Mathematician or theoretical physicist. I would love to take remedial math classes and then attempt some university math courses. Math, trig and geometry were my best subjects in high school. When I was at Banff I met a young mathematician, Matt Baker, who was also a poet—a very good one at that—and he said he just didn’t write much poetry because of the demands of his profession. Perhaps it was just as well that I ended up a poet and not a scientist, I’m not sure I have the stamina or could stomach the politics, but I love the language of mathematics and the concepts of physics. I recently wrote a poem in the form of a mathematical formula. Of course now there are websites devoted to poetry and code. I love that.

18 - What made you write, as opposed to doing something else?

You should really ask: What other occupations have you had in order to feed your writing habit? Cocktail waitress (what they called us in the 70s), cook’s helper on oil rigs, advertising and marketing executive, court reporter, arts administrator, temp. Whatever…
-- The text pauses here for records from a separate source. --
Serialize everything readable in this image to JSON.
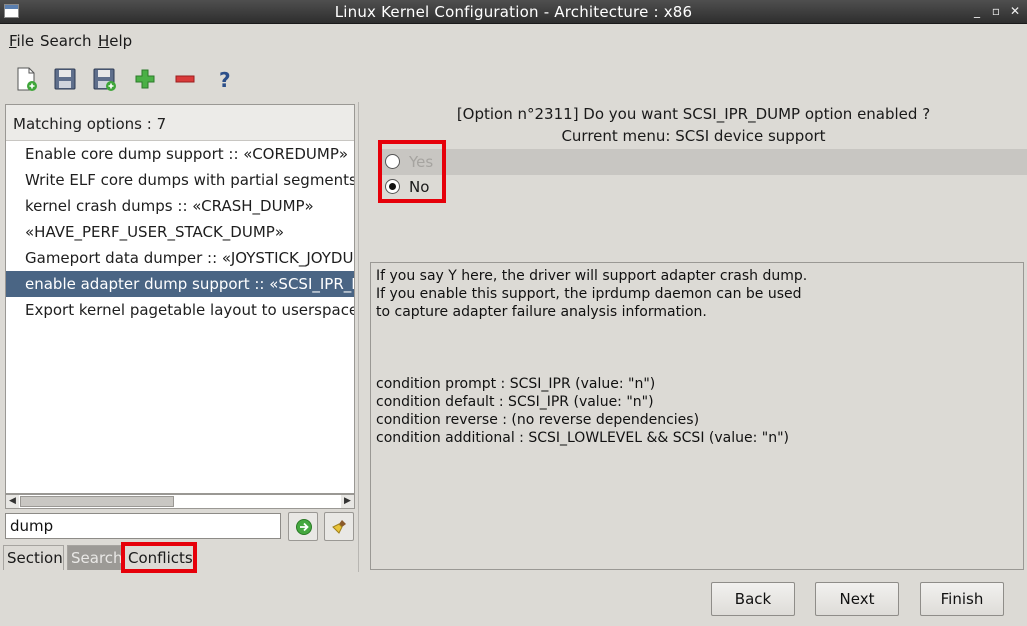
{
  "window": {
    "title": "Linux Kernel Configuration - Architecture : x86"
  },
  "menu": {
    "file": {
      "mnemonic": "F",
      "rest": "ile"
    },
    "search": "Search",
    "help": {
      "mnemonic": "H",
      "rest": "elp"
    }
  },
  "toolbar": {
    "icons": [
      "new-config-icon",
      "save-icon",
      "save-as-icon",
      "expand-all-icon",
      "collapse-all-icon",
      "help-icon"
    ]
  },
  "left": {
    "matching": "Matching options : 7",
    "options": [
      "Enable core dump support :: «COREDUMP»",
      "Write ELF core dumps with partial segments",
      "kernel crash dumps :: «CRASH_DUMP»",
      "«HAVE_PERF_USER_STACK_DUMP»",
      "Gameport data dumper :: «JOYSTICK_JOYDUMP»",
      "enable adapter dump support :: «SCSI_IPR_DUMP»",
      "Export kernel pagetable layout to userspace via debugfs"
    ],
    "selected_index": 5,
    "search_value": "dump",
    "tabs": {
      "section": "Section",
      "search": "Search",
      "conflicts": "Conflicts"
    },
    "active_tab": "Search"
  },
  "right": {
    "question": "[Option n°2311] Do you want SCSI_IPR_DUMP option enabled ?",
    "current_menu": "Current menu: SCSI device support",
    "radio_yes": "Yes",
    "radio_no": "No",
    "selected": "No",
    "help": {
      "line1": "If you say Y here, the driver will support adapter crash dump.",
      "line2": "If you enable this support, the iprdump daemon can be used",
      "line3": "to capture adapter failure analysis information.",
      "cond_prompt": "condition prompt : SCSI_IPR (value: \"n\")",
      "cond_default": "condition default :  SCSI_IPR (value: \"n\")",
      "cond_reverse": "condition reverse : (no reverse dependencies)",
      "cond_additional": "condition additional : SCSI_LOWLEVEL && SCSI (value: \"n\")"
    }
  },
  "buttons": {
    "back": "Back",
    "next": "Next",
    "finish": "Finish"
  },
  "colors": {
    "highlight": "#e6000a",
    "selection": "#4a6584"
  }
}
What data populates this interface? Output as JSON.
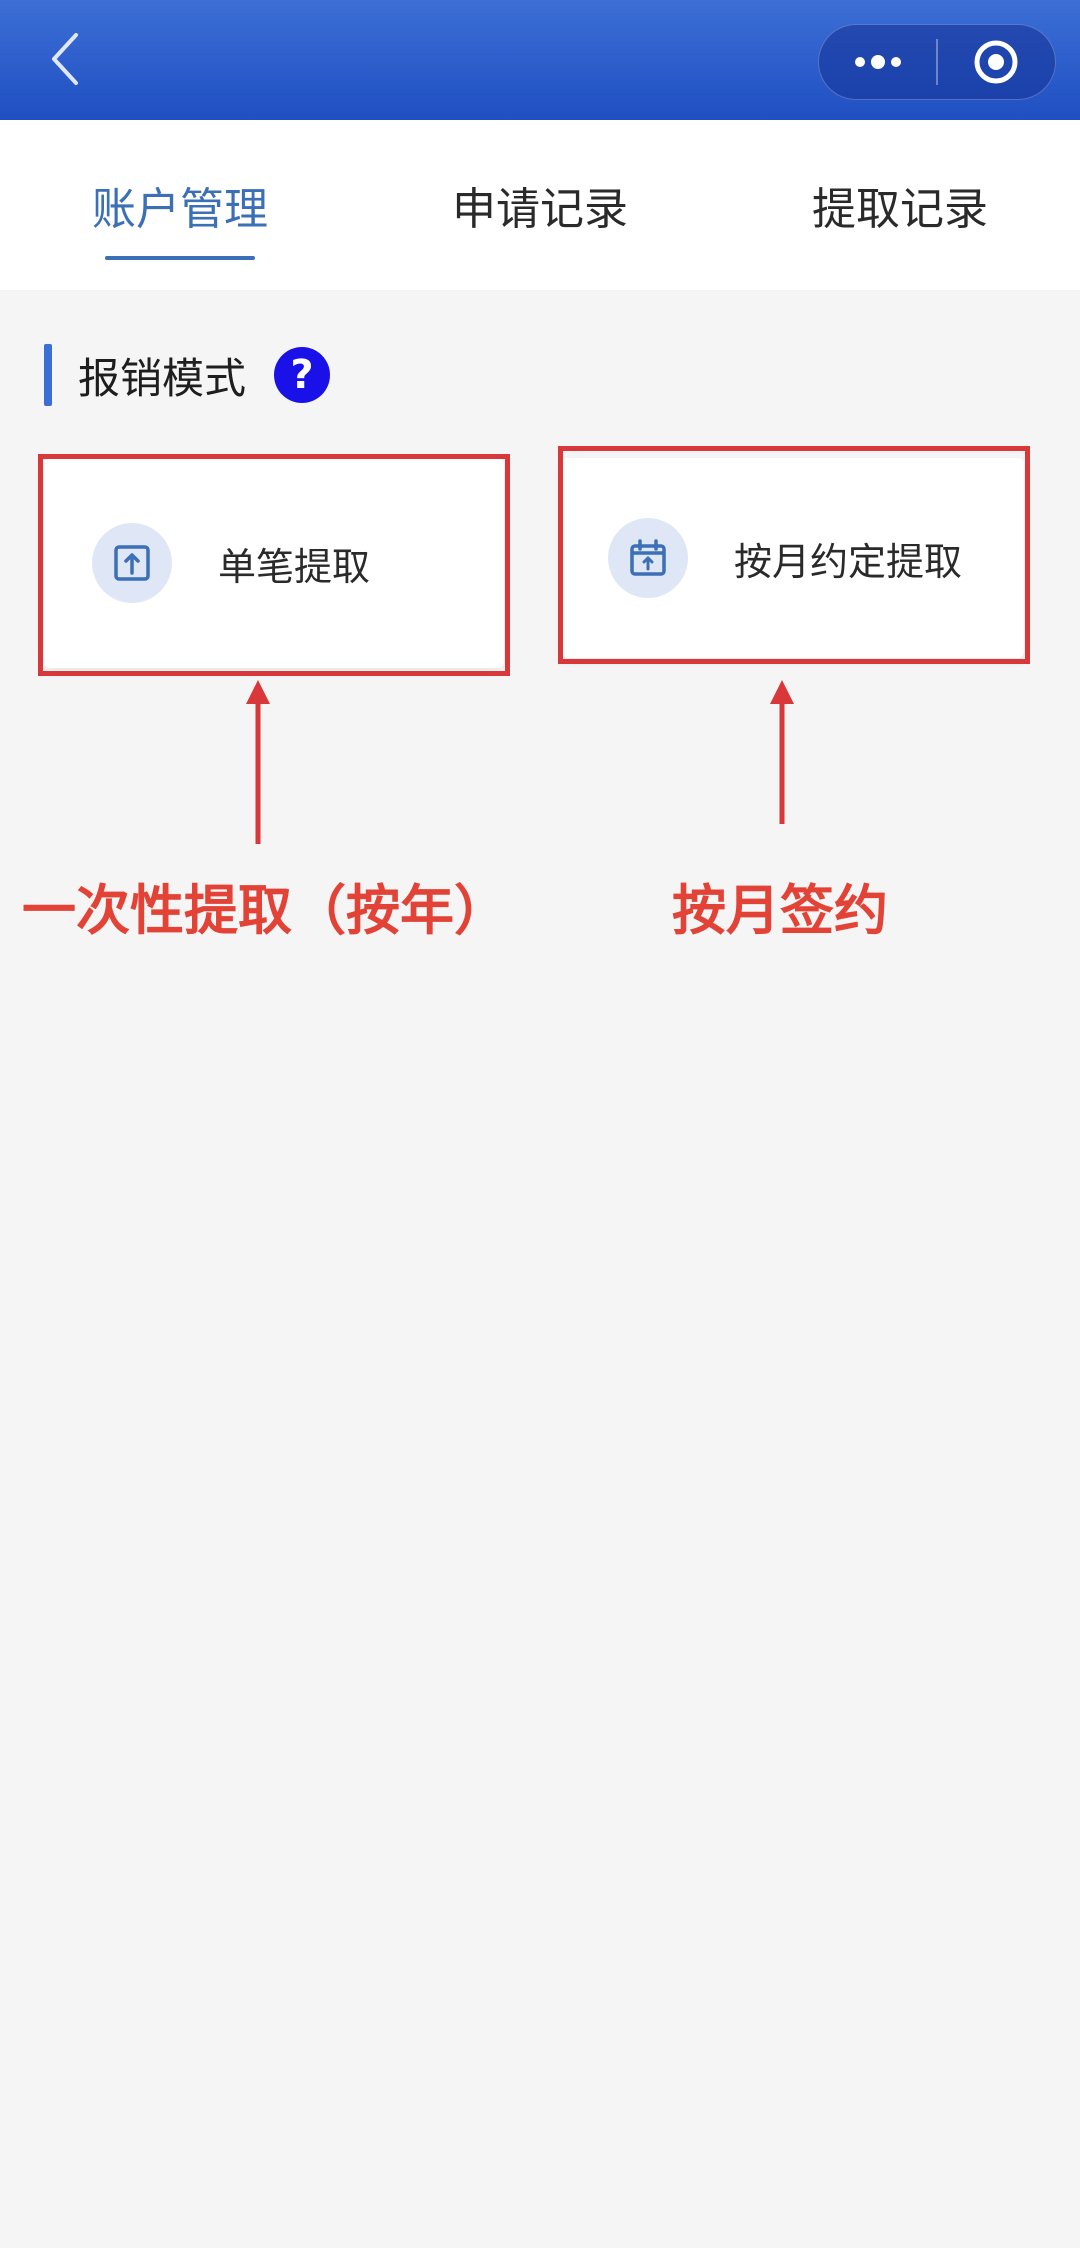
{
  "tabs": [
    {
      "label": "账户管理",
      "active": true
    },
    {
      "label": "申请记录",
      "active": false
    },
    {
      "label": "提取记录",
      "active": false
    }
  ],
  "section": {
    "title": "报销模式",
    "help": "?"
  },
  "cards": [
    {
      "label": "单笔提取",
      "icon": "upload-icon"
    },
    {
      "label": "按月约定提取",
      "icon": "calendar-icon"
    }
  ],
  "annotations": {
    "left": "一次性提取（按年）",
    "right": "按月签约"
  },
  "colors": {
    "header": "#2350c4",
    "accent": "#3b6fb6",
    "annotation": "#d9383a",
    "help": "#1a10e8"
  }
}
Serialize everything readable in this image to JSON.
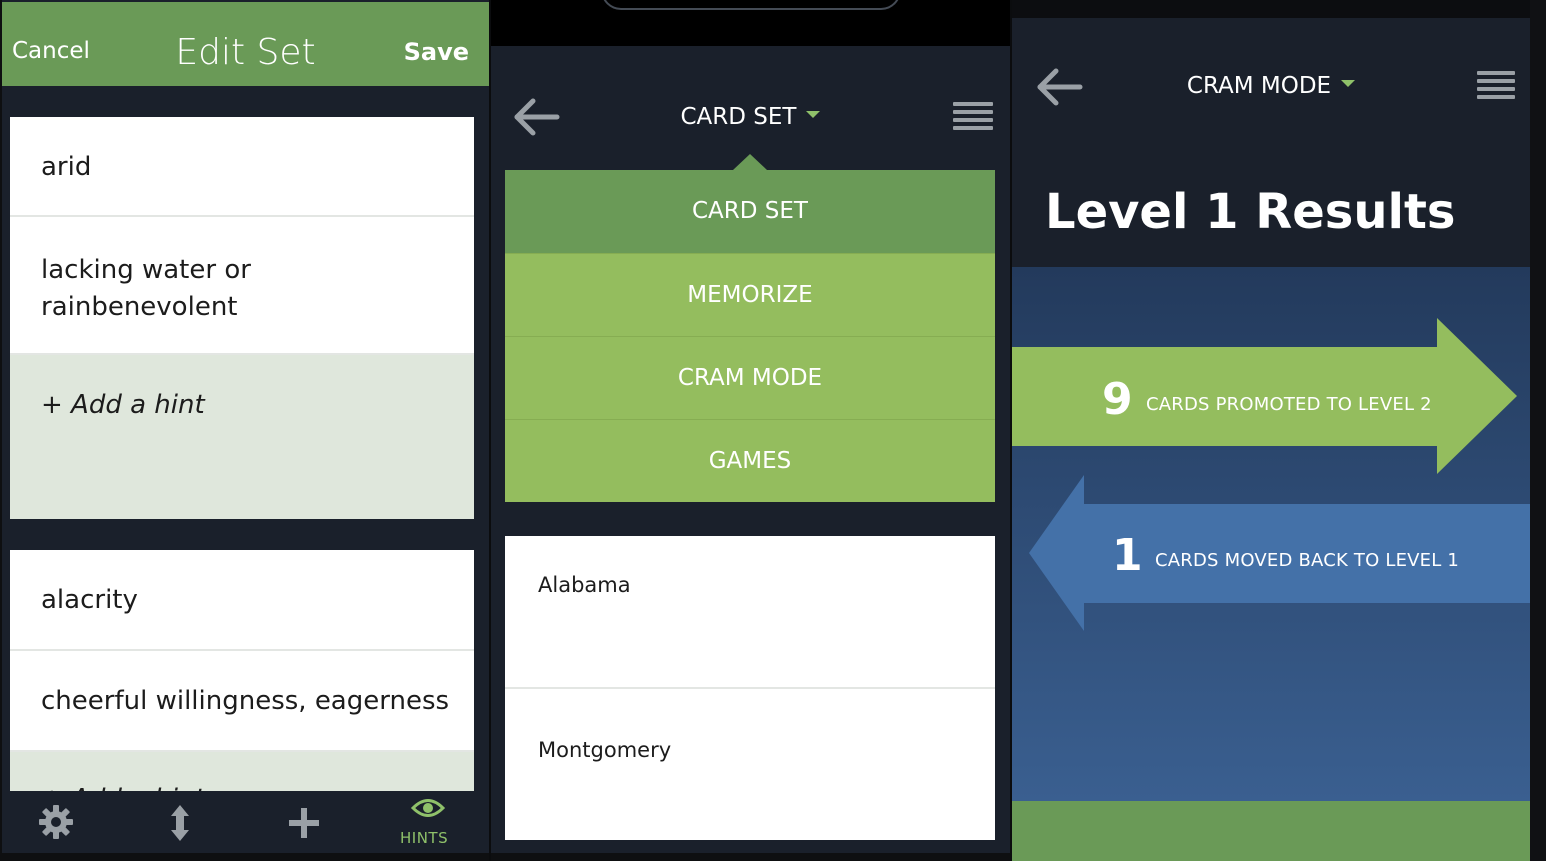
{
  "edit_set": {
    "cancel_label": "Cancel",
    "title": "Edit Set",
    "save_label": "Save",
    "cards": [
      {
        "term": "arid",
        "definition": "lacking water or rainbenevolent",
        "definition_line1": "lacking water or",
        "definition_line2": "rainbenevolent",
        "hint_label": "+ Add a hint"
      },
      {
        "term": "alacrity",
        "definition": "cheerful willingness, eagerness",
        "hint_label": "+ Add a hint"
      }
    ],
    "bottom_bar": {
      "icons": [
        "gear-icon",
        "reorder-icon",
        "plus-icon",
        "eye-icon"
      ],
      "hints_label": "HINTS"
    },
    "colors": {
      "header": "#6a9a57",
      "hint_bg": "#dfe7dc",
      "accent": "#8fc16a"
    }
  },
  "card_set": {
    "header_title": "CARD SET",
    "menu": [
      "CARD SET",
      "MEMORIZE",
      "CRAM MODE",
      "GAMES"
    ],
    "cards": [
      {
        "front": "Alabama"
      },
      {
        "back": "Montgomery"
      }
    ],
    "colors": {
      "menu_active": "#6a9a57",
      "menu_item": "#94bd5e"
    }
  },
  "cram_mode": {
    "header_title": "CRAM MODE",
    "results_title": "Level 1 Results",
    "promoted": {
      "count": "9",
      "text": "CARDS PROMOTED TO LEVEL 2"
    },
    "moved_back": {
      "count": "1",
      "text": "CARDS MOVED BACK TO LEVEL 1"
    },
    "colors": {
      "promote_arrow": "#94bd5e",
      "back_arrow": "#4471a8",
      "bg_top": "#233a5c"
    }
  }
}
Actually, to answer your question, what inspired me to become a poet was Leonard Cohen’s Flowers for Hitler, which I stole from my high school library. It is still on my book shelf, and I still pick it up occasionally.

19 - What was the last great book you read? What was the last great film?

No Country for Old Men. Ditto. Talk about banality of evil.

20 - What are you currently working on?

I’m finishing my manuscript Suicide Notes for Anvil, and also working on another manuscript loosely themed around cosmology.